Canadian Dollar: The US dollar reversed lower on January 2 and did not look back, through the flash crash and the equity market and oil gyrations. The US dollar fell nearly 2% against the Canadian dollar last week, for only the second weekly loss since the end of September. The sell-off is was sufficient to push the five-day moving averable below the 20-day moving average for the first time since early October. The US dollar is testing a trend line from the late September and November lows that comes in near CAD1.3360 at the start of the new week. Additional support is seen near CAD1.3330. The move looks exaggerated, and we suspect a dovish tone from the Bank of Canada when it meets on January 9.

Australian Dollar: The flash crash saw the Aussie drop from just below $0.7000 to about $0.6740 according to Bloomberg, and then it proceeded to rally strongly to close higher on January 3 and follow-through buying on January 4 brought it above $0.7100 and the 20-day moving average in a month. The $0.7145 area corresponds to a (61.8%) retracement objective of December's slide that began near $0.7400. The technicals look more constructive than the fundamentals, and a move toward $0.7200 cannot be ruled out.

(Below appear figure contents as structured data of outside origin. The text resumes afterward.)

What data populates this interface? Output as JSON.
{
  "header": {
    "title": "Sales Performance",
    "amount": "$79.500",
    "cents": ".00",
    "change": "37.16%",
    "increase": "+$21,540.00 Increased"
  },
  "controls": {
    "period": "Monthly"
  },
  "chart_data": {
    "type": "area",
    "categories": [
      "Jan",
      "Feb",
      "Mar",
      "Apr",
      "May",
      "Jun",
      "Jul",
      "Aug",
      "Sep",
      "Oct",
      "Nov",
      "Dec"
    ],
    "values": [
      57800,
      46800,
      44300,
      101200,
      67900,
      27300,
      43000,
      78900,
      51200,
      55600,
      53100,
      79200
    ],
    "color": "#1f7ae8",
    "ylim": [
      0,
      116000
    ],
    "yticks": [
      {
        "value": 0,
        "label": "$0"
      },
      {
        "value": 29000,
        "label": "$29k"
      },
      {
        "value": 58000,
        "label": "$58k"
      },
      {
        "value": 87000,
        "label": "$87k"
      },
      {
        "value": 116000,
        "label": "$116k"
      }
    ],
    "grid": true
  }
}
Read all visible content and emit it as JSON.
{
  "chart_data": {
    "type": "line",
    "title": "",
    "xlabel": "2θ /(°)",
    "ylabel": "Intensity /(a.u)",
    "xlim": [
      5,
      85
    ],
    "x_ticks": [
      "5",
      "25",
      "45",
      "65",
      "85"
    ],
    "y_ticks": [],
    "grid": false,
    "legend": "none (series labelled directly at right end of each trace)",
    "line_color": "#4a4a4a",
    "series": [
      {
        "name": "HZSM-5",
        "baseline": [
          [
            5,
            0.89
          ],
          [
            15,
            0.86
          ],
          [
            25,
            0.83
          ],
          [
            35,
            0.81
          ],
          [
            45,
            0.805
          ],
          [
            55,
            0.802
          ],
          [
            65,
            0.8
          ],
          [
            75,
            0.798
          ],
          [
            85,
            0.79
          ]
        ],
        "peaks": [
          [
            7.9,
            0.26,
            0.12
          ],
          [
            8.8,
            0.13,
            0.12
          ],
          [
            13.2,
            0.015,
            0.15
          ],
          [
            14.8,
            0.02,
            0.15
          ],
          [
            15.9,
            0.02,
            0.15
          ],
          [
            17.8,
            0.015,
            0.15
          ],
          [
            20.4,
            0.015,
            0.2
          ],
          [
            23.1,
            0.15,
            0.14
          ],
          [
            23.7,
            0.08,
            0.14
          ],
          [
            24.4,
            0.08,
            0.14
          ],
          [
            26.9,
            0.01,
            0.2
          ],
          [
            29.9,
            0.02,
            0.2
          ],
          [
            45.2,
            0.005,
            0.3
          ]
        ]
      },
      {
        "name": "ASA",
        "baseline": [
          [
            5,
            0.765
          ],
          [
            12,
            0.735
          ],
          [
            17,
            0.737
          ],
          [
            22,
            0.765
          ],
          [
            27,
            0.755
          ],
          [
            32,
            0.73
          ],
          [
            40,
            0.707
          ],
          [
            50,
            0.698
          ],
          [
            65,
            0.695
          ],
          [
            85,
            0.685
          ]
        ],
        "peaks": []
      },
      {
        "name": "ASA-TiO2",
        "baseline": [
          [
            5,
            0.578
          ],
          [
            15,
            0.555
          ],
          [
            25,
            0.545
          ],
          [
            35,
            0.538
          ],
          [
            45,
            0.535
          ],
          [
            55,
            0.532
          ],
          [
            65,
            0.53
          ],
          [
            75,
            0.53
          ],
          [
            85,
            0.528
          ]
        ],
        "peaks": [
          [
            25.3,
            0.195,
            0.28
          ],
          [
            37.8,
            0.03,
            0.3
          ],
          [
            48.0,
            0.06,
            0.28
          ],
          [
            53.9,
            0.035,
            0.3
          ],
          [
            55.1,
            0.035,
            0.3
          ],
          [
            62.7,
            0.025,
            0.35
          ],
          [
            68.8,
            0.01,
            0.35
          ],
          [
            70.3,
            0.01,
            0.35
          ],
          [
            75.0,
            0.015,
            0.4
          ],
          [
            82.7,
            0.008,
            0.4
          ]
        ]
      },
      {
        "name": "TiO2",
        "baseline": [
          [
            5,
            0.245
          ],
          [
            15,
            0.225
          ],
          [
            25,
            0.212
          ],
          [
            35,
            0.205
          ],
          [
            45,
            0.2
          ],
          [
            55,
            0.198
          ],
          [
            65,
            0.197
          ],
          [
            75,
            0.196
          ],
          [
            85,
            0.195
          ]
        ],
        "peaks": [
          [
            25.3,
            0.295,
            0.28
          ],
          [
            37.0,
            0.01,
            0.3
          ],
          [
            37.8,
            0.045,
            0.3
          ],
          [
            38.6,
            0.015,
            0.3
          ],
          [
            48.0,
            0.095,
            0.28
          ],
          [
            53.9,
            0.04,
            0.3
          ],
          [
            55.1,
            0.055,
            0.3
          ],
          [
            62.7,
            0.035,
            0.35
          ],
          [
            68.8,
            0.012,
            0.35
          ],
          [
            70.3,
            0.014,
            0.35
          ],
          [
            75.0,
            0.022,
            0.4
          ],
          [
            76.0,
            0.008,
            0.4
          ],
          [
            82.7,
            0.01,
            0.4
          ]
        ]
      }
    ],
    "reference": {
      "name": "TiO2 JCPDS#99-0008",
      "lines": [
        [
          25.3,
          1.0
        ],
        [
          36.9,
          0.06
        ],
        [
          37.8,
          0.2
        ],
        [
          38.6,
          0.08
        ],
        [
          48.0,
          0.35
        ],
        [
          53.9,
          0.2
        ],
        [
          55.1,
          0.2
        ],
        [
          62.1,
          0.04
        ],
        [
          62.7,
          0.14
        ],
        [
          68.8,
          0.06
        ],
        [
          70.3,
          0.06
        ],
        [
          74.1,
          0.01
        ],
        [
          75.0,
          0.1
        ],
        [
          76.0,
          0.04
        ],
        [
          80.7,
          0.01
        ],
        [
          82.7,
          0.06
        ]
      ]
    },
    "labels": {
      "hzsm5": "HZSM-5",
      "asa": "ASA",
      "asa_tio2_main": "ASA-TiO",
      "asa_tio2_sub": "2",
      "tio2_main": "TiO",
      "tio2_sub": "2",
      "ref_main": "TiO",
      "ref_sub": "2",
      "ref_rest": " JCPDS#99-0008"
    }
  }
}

Oil: Front-month Brent and WTI oil futures contracts are starting to the new week with a five-day rally in tow. The key to the February WTI contract is the $50 mark. A move above it would complete a bottoming pattern that projects into the $57 area. The five-day moving average has been below the 20-day moving average since mid-October. It could cross above toward the end of this week, with a little luck. The drop in price will curb new investment, while the Saudi's seem intent on fulfilling its commitment despite the risk of being targeted with new tweets from Trump.

US Rates: The latest forecasts by the Fed indicated that officials could be patient and raise rates twice this year after four times last year. No fewer than seven Fed officials, including the Troika of Powell, Clarida, and Williams, the leadership, speak in the days ahead. When they say patience now, they appear to be signaling that it will not raise rates in March. The Fed funds futures strip reflects a market that thinks the Fed cycle is complete. We are not convinced that the Fed agrees with that assessment. While officials are willing to reconsider the unwinding of the balance sheet, we suspect there will be material change until later this year. We would pencil in an end of the balance sheet unwind this year or early next year. The drop in US yields leaves bonds rich, and this could impact the participation in the upcoming auctions. The March note futures looks set to fall toward 121-00, which would put the generic yield closer to 2.80%.

S&P 500: The benchmark closed at its best level in ten sessions ahead of the weekend, encouraged ostensibly by the economic data and Powell's comments. The idea that Powell signaled that the Fed may not raise rates is difficult to reconcile with the 2.5 bp increase in the implied yield of the April Fed funds futures contract and an 11 bp increase in the yield of the US two-year note. There is scope for additional recovery gains in the S&P 500. The 2550 area offers the initial hurdle, but above there, gains into the 2600-2625 area looks reasonable. On the downside, a break of 2500 would likely be the first sign of a return toward 2440, the low from last week.